As Patterson increasingly became a liability to his institution, the school trustees were repeatedly pressed by lead industry officials to shut him up or let him go. According to Jamie Lincoln Kitman, writing in The Nation in 2000, Ethyl executives allegedly offered to endow a chair at Caltech “if Patterson was sent packing.” Absurdly, he was excluded from a 1971 National Research Council panel appointed to investigate the dangers of atmospheric lead poisoning even though he was by now unquestionably the leading expert on atmospheric lead.

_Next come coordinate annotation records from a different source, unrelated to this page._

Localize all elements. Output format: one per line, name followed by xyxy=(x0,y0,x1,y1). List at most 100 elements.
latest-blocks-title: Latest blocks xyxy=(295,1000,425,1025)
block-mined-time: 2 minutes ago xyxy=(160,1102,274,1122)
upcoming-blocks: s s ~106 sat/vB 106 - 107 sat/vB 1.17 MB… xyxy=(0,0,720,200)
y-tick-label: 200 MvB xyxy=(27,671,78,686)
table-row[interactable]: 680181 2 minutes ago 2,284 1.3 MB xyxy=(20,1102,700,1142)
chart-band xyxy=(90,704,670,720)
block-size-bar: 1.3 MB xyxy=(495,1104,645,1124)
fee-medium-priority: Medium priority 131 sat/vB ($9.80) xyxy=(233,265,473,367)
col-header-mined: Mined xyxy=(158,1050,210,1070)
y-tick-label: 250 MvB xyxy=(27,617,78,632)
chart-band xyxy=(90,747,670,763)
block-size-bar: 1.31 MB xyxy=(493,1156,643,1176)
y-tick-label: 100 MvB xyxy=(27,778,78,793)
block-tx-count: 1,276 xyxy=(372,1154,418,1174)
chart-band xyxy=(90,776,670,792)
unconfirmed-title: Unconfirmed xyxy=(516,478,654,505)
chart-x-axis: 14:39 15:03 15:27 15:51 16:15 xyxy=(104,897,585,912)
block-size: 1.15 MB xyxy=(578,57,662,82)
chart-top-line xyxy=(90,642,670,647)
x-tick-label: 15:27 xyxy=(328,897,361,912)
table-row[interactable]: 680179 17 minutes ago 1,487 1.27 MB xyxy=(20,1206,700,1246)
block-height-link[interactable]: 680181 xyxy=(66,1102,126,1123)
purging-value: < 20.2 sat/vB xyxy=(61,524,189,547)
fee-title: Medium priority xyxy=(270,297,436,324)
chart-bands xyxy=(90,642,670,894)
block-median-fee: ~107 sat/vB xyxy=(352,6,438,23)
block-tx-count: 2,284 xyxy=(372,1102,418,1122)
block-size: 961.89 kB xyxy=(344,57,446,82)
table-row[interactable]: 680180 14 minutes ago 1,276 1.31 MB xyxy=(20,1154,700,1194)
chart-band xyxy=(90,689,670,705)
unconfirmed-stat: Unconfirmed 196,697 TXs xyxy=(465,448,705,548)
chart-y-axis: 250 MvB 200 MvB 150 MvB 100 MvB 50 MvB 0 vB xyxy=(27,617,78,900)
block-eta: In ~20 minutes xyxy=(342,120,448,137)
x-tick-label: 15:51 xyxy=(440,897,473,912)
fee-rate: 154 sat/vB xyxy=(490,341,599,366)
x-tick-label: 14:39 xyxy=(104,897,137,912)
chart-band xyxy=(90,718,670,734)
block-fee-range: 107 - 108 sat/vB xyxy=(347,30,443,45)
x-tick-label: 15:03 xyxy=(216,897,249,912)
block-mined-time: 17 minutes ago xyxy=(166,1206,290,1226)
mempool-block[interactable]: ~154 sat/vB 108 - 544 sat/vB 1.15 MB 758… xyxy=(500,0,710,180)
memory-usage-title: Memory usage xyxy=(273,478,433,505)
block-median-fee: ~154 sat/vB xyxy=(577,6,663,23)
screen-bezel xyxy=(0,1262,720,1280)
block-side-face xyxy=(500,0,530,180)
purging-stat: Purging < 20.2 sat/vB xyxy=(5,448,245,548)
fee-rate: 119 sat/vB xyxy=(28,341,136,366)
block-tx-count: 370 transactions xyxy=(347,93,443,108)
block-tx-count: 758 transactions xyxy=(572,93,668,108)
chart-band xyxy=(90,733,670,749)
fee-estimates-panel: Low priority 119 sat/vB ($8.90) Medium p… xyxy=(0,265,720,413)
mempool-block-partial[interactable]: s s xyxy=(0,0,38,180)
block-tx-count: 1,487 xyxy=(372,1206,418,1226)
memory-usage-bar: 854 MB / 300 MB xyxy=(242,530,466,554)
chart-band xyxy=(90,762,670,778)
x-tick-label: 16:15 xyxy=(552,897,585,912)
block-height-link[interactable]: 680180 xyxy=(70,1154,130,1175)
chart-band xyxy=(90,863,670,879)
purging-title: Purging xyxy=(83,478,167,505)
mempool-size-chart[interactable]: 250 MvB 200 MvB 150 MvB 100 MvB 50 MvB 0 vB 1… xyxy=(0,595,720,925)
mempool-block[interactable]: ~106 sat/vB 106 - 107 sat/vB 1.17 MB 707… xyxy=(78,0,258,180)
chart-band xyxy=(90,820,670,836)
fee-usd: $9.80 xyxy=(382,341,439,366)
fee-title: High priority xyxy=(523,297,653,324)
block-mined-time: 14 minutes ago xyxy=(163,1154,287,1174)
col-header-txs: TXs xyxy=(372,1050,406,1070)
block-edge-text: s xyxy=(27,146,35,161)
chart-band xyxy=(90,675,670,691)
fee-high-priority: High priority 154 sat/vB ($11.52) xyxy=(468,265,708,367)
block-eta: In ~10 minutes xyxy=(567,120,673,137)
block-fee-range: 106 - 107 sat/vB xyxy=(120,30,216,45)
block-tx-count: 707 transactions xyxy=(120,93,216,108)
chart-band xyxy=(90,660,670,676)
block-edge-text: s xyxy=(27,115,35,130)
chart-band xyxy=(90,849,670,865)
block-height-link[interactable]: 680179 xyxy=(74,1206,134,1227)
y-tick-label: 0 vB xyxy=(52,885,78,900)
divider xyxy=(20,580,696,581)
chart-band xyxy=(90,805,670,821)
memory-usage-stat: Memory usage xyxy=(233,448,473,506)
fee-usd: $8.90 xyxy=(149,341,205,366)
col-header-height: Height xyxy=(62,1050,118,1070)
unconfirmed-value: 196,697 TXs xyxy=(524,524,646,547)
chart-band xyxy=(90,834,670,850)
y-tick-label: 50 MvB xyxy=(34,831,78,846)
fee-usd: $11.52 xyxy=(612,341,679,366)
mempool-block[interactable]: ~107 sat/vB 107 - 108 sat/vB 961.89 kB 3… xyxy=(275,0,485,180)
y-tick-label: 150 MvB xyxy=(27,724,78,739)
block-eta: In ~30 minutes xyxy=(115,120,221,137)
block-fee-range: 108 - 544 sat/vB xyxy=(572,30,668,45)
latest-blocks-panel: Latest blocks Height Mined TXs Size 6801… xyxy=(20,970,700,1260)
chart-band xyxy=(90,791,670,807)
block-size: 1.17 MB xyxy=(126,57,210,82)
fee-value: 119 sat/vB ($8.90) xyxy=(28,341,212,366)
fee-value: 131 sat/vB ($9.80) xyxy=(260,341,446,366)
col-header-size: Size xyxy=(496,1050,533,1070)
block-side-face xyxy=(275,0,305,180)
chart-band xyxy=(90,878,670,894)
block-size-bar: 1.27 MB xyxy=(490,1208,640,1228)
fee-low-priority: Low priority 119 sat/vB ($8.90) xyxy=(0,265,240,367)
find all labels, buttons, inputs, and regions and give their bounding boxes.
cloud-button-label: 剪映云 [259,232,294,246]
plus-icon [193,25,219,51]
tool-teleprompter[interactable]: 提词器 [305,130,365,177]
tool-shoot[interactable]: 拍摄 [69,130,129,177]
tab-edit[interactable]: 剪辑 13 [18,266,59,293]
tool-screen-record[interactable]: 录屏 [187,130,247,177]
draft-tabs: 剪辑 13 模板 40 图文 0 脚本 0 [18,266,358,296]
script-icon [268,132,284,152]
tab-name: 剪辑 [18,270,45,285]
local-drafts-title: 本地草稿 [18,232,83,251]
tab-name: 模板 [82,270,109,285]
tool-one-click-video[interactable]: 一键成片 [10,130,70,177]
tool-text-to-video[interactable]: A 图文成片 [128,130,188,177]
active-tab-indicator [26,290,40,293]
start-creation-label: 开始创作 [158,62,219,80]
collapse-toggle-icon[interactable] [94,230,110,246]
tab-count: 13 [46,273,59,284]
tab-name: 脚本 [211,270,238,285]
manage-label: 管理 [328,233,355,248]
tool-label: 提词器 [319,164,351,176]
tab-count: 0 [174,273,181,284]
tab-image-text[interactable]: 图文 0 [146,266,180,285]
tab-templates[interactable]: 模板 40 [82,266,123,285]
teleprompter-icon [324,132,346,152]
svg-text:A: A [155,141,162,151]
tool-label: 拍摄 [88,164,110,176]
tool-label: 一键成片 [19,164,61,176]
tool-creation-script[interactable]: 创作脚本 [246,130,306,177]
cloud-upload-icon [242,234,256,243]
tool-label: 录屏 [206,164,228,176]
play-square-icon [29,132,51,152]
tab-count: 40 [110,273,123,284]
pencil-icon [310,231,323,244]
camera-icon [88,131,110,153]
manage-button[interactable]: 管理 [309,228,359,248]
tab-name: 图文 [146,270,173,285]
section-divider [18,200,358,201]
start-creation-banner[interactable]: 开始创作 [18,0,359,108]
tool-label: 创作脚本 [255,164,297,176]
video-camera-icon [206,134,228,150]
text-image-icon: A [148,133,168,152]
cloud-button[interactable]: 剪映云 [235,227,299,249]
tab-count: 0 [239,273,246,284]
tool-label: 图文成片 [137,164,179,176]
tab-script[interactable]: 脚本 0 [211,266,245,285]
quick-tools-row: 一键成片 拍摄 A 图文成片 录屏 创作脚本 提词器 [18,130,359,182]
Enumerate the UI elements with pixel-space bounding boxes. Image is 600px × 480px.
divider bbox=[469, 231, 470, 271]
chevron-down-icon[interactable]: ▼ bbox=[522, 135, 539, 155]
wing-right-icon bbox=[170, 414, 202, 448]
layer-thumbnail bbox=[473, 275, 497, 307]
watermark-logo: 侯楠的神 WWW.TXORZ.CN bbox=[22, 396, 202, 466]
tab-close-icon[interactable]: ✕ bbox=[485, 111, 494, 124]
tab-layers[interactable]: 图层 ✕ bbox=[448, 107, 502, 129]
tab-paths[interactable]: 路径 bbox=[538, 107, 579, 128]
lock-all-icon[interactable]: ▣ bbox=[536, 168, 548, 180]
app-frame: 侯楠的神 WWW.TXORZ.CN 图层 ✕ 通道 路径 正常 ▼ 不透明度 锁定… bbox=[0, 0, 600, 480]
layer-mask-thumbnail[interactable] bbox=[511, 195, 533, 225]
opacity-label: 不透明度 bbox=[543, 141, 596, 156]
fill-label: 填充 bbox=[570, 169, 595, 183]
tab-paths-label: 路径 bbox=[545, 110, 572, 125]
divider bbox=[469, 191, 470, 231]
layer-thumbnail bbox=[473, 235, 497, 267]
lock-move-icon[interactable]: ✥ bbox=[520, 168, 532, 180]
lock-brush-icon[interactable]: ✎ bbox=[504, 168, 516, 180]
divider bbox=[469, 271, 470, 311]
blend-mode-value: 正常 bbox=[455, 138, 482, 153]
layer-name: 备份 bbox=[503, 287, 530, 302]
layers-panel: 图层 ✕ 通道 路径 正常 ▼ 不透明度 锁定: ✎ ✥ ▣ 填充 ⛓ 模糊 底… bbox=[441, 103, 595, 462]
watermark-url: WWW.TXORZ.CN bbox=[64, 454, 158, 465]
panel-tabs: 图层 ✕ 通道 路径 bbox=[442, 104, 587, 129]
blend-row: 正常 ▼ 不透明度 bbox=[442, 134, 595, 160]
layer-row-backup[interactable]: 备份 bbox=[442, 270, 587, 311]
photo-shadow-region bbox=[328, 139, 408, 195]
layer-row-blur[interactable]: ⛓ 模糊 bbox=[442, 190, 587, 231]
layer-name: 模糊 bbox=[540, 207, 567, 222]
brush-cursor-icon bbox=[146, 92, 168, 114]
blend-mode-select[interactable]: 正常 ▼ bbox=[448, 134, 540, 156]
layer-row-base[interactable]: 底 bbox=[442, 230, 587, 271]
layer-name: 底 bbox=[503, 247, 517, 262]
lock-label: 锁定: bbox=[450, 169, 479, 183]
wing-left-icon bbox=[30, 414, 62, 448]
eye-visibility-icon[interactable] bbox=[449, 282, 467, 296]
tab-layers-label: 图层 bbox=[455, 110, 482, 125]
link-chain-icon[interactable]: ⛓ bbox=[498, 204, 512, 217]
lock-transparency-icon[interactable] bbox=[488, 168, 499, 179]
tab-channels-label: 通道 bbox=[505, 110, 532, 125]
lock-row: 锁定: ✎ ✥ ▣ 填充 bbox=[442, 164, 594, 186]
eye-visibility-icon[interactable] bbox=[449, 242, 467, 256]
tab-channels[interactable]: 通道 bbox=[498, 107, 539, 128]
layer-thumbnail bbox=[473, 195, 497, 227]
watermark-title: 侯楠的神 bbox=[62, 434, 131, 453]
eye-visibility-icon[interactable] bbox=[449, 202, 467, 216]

To his great credit, Patterson never wavered or buckled. Eventually his efforts led to the introduction of the Clean Air Act of 1970 and finally to the removal from sale of all leaded gasoline in the United States in 1986. Almost immediately lead levels in the blood of Americans fell by 80 percent. But because lead is forever, those of us alive today have about 625 times more lead in our blood than people did a century ago. The amount of lead in the atmosphere also continues to grow, quite legally, by about a hundred thousand metric tons a year, mostly from mining, smelting, and industrial activities. The United States also banned lead in indoor paint, “forty-four years after most of Europe,” as McGrayne notes. Remarkably, considering its startling toxicity, lead solder was not removed from American food containers until 1993.

But no good deed stands unchallenged by the Bush administration:
The Bush administration is considering doing away with health standards that cut lead from gasoline, widely regarded as one of the nation's biggest clean-air accomplishments.

The Environmental Protection Agency said this week that revoking those standards might be justified "given the significantly changed circumstances since lead was listed in 1976" as an air pollutant, claiming that concentrations of lead in the air have dropped more than 90 percent in the past 2 1/2 decades. Battery makers, lead smelters, refiners all have lobbied the administration to do away with the Clean Air Act limits.
Later, Patterson denounced the hold of utilitarianism in science. As David Neiwert reports, the utilitarians will leave no one behind in their effort to use science for power and profit, no matter what the cost:
Bush's FDA has just announced that it is going to scrap American participation in the Declaration of Helsinki -- the major international accord on ethical principles guiding physicians and other participants in medical research on human subjects. This isn't a decision involving mere medical bureaucracy -- it in fact clears the way for ethics-free drug testing, especially beyond American borders, and it means people will die, sometimes horribly.
Clair Patterson died in 1995. The world desperately needs more scientists who think and act as he did.